Detectives and other investigators will report to Assistant Chief Winston Robinson, who was head of ROC east, or the police districts east of the Anacostia River.
Lanier said she and Ramsey come from different generations of policing.
Lanier, who earned two master's degrees at Ramsey's urging, said it has been years since Ramsey studied cutting-edge policing and technology. "I've been immersed in it the last 10 years of my career," she said. "It's not that long ago I was a patrol officer. That helps reduce the gap between strategy and tactics."
Lanier said she is automating police reports and streamlining databases after 11,000 police reports were initially not included in a tally of crime statistics last year. She is distributing 400 laptop computers to patrol officers, and she encourages district commanders to keep residents informed about crime on Web-based community message boards.
In overhauling the department, Lanier said she looked back at more than a dozen years of D.C. police organizational charts, as well as setups in 15 major cities across the country.
She said it took more than nine months to come up with her plan, in part because she interviewed scores of police officials, asking them their goals and whether their personal lives could sustain the round-the-clock work hours she demands of her top officials.
"I set a direction, and if anyone could keep pace, I wanted to keep them on," Lanier said. "I expect a very high level of output."
D.C. Council member Phil Mendelson (D-At Large), who chairs the public safety committee, said last night that he is pleased with Lanier's reorganization.
"It's to the chief's credit that she waited nine months and got a feel for the department before she did it," he said. "Some of the people moving up to assistant chief have a very good track record."
Kristopher Baumann, chairman of the Fraternal Order of Police Labor Committee, did not return calls last night seeking comment on Lanier's reorganization.
The chief has left the seven police districts intact, although two will have new commanders. Apart from patrol officers, district commanders are the most visible department members in the community because they hold neighborhood meetings and have frequent interaction with individual residents.
The 1st District, which includes Capitol Hill and the area around Robert F. Kennedy Stadium, will be led by Cmdr. David Kamperin, who is coming from the special operations division. The 5th District, which includes the Brookland and Fort Lincoln neighborhoods, is also getting a new leader. Cmdr. Jennifer Greene is being replaced by Lamar Greene, who has been in charge of a 1st District substation.
Capt. C.V. Morris is moving from the violent crimes branch to the forensics bureau. Morris, known for wearing brightly colored suits as he briefed the public on homicide investigations, is being replaced by Inspector Rodney Parks of the internal affairs division.
Lanier is demoting two assistant chiefs, Willie Dandridge and Alton Bigelow, to commander-level positions. Another assistant chief, Brian Jordan, is no longer in that position, but it is unclear what his role will be. Shannon Cockett is retiring.

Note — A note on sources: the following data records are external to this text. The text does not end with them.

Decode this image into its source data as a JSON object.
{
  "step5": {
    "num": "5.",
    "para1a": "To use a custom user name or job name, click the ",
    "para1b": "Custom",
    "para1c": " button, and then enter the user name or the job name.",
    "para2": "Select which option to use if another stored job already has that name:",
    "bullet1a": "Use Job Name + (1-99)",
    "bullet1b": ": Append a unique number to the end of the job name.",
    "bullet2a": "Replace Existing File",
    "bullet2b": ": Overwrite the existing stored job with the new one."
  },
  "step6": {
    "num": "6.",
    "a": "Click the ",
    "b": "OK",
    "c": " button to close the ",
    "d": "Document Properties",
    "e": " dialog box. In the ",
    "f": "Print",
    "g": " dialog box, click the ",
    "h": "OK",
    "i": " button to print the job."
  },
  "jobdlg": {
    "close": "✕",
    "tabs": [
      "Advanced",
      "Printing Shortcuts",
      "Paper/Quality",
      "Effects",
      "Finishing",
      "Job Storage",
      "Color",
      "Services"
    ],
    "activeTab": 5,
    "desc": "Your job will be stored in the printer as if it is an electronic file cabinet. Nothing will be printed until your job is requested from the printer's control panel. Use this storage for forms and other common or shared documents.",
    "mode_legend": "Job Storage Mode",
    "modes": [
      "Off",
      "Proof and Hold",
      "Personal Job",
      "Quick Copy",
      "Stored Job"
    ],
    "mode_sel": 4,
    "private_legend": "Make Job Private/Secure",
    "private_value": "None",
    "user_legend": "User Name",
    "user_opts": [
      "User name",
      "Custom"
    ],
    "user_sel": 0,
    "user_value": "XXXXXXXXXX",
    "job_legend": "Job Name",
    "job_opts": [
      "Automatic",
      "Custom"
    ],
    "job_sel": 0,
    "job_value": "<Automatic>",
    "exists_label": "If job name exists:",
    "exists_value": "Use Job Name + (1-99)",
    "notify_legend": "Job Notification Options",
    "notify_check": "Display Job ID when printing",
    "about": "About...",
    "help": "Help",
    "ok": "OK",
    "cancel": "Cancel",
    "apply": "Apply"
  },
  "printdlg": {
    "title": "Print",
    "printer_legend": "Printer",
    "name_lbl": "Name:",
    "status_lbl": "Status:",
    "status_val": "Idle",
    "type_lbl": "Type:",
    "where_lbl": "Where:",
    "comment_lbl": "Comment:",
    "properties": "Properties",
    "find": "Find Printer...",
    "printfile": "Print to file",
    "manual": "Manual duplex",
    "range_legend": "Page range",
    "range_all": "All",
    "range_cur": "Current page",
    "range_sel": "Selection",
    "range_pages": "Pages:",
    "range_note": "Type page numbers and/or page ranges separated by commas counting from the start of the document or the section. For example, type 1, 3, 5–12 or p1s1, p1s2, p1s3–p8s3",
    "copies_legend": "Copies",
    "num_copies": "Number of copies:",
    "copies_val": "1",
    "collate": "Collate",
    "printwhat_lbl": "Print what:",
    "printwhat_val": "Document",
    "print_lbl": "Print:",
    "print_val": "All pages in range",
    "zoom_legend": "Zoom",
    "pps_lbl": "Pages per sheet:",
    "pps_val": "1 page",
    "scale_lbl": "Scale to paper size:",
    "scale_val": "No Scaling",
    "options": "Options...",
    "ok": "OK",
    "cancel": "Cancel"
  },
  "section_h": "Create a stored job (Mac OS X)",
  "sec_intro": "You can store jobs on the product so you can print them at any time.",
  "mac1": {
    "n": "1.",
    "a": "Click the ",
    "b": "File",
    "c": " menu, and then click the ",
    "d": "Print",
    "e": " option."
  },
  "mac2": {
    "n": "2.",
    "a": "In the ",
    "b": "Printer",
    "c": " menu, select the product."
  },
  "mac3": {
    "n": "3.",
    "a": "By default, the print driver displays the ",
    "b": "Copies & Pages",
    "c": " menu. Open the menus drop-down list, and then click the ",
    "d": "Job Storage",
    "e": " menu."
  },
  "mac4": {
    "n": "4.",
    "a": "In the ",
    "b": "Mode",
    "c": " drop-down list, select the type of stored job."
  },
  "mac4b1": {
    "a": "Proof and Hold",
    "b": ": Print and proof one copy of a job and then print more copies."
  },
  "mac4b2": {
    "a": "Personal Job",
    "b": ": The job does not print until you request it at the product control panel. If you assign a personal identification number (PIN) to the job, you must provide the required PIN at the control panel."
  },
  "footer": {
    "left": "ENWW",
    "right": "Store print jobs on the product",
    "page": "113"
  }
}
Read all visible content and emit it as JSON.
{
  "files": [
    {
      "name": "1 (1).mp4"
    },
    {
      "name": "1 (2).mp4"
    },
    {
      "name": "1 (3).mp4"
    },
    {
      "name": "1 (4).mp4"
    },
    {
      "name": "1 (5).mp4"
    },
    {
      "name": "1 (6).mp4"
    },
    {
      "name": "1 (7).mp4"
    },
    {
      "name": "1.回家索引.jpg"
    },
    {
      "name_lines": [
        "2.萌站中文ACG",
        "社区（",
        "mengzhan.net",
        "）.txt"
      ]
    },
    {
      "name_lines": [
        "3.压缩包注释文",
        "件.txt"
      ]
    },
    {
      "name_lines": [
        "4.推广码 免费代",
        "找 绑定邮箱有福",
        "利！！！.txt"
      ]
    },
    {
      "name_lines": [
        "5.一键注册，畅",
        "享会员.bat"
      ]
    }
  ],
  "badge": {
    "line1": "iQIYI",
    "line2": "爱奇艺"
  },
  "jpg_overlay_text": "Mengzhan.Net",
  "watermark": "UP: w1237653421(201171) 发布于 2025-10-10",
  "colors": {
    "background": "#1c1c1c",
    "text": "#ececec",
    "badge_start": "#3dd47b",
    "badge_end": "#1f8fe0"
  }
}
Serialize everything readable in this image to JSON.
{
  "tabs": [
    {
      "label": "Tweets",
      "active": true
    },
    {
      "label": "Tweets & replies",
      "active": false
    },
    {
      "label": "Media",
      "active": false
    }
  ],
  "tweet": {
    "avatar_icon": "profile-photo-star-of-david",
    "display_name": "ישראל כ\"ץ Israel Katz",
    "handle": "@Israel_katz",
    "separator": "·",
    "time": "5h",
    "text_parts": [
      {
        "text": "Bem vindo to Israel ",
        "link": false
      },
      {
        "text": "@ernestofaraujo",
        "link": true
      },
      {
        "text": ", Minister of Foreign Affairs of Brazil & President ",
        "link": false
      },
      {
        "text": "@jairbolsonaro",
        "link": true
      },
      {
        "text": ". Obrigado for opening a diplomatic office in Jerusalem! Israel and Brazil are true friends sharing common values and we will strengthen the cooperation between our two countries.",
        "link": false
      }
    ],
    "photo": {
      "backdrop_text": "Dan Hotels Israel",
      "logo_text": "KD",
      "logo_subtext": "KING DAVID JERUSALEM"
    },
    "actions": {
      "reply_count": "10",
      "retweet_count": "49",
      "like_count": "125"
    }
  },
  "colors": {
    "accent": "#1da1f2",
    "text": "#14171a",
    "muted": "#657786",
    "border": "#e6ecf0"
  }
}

Of Lanier's six assistant chiefs, four are new appointees, and two, Robinson and Peter Newsham, have been assistant chiefs for years.
Two of the new assistant chiefs, Alfred Durham and Joshua Ederheimer, had left the force because they were unhappy under Ramsey. Durham, who helped run day-to-day operations for Richmond police, will play the same role for Lanier. Ederheimer, who was working for the Police Executive Research Forum, a national organization, will head the department's professional development bureau. Both have been working for the department since January and were part of Lanier's transition team.
Lanier said Durham would take over the department "if anything happened to me." But she also said that all of her assistant chiefs are at the same level.